Notulae Botanicae Horti Agrobotanici Cluj-Napoca, cilt.38, ss.241-247, 2010 (SCI Expanded İndekslerine Giren Dergi)

  • Cilt numarası: 38 Konu: 1
  • Basım Tarihi: 2010
  • Doi Numarası: 10.15835/nbha3814611
  • Dergi Adı: Notulae Botanicae Horti Agrobotanici Cluj-Napoca
  • Sayfa Sayıları: ss.241-247

Özet

The  production  of  pear,  which  is  one  of  the  most  important  fruits  in  Turkey,  was  restricted  by  the  occurrence  of  the  fire  blight disease.  There  isn’t  a  certain  chemical  management  against  fire  blight,  although  plant  activators  have  been  used,  at  present.  It’s  very important to improve resistant varieties in terms of an integrated management of bacterial diseases. With this purpose, different crosses have been made between resistant cultigens and P. communis varieties that have good fruit characteristics. Besides, self-pollination and open  pollination  treatments  have  been  carried  out  in  parental  plants.  Pollen  viability  and  germination  ratio,  fruit  set  ratio,  total  and mean seed number, seed germination ratio, the ratio of hybrid losses by root rot at early stage and the ratio of hybrid losses by natural fire blight infection were determined.

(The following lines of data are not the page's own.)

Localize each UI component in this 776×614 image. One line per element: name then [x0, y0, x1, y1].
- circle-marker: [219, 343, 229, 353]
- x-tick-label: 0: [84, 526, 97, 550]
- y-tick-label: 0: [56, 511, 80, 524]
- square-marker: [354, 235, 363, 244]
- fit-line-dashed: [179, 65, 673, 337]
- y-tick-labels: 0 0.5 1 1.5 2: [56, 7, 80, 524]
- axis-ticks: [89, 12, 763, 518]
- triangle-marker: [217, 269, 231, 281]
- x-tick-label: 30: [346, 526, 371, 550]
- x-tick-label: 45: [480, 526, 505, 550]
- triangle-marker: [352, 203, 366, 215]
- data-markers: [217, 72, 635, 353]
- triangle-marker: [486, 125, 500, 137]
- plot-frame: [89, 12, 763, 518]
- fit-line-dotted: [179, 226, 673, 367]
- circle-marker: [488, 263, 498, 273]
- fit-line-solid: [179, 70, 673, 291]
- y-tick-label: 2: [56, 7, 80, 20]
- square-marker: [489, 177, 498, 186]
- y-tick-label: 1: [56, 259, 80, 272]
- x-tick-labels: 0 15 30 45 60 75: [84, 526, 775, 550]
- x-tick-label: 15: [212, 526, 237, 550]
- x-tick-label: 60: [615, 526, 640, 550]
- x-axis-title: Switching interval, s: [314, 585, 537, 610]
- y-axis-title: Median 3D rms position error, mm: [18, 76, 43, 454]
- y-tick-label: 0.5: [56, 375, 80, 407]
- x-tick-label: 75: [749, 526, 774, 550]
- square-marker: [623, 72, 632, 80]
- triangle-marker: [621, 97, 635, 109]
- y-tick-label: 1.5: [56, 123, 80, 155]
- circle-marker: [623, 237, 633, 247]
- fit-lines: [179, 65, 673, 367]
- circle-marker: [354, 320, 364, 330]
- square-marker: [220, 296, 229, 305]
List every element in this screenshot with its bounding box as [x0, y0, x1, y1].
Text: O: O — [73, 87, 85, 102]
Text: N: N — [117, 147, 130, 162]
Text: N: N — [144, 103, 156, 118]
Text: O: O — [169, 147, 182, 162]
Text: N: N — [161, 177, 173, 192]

The highest values of the properties such as pollen viability and germination ratio, fruit set ratio, mean  and  total  seed  number  were  obtained  from  the  crosses  with  ‘Kaiser  Alexandre’,  ‘Ankara’,  ‘Akça’,  ‘Conference’  and  ‘Santa  Maria’ cultivars, in general. As a result of natural fire blight infection in Izmir-Turkey conditions, the resistance level of the hybrids from various combinations differed through the cultivars used for cross pollination, and it is very important to evaluate these hybrid pear populations through their response to fireblight disease in terms of obtaining new resistant cultivars and using these populations as disease resistant genetic resources in the future.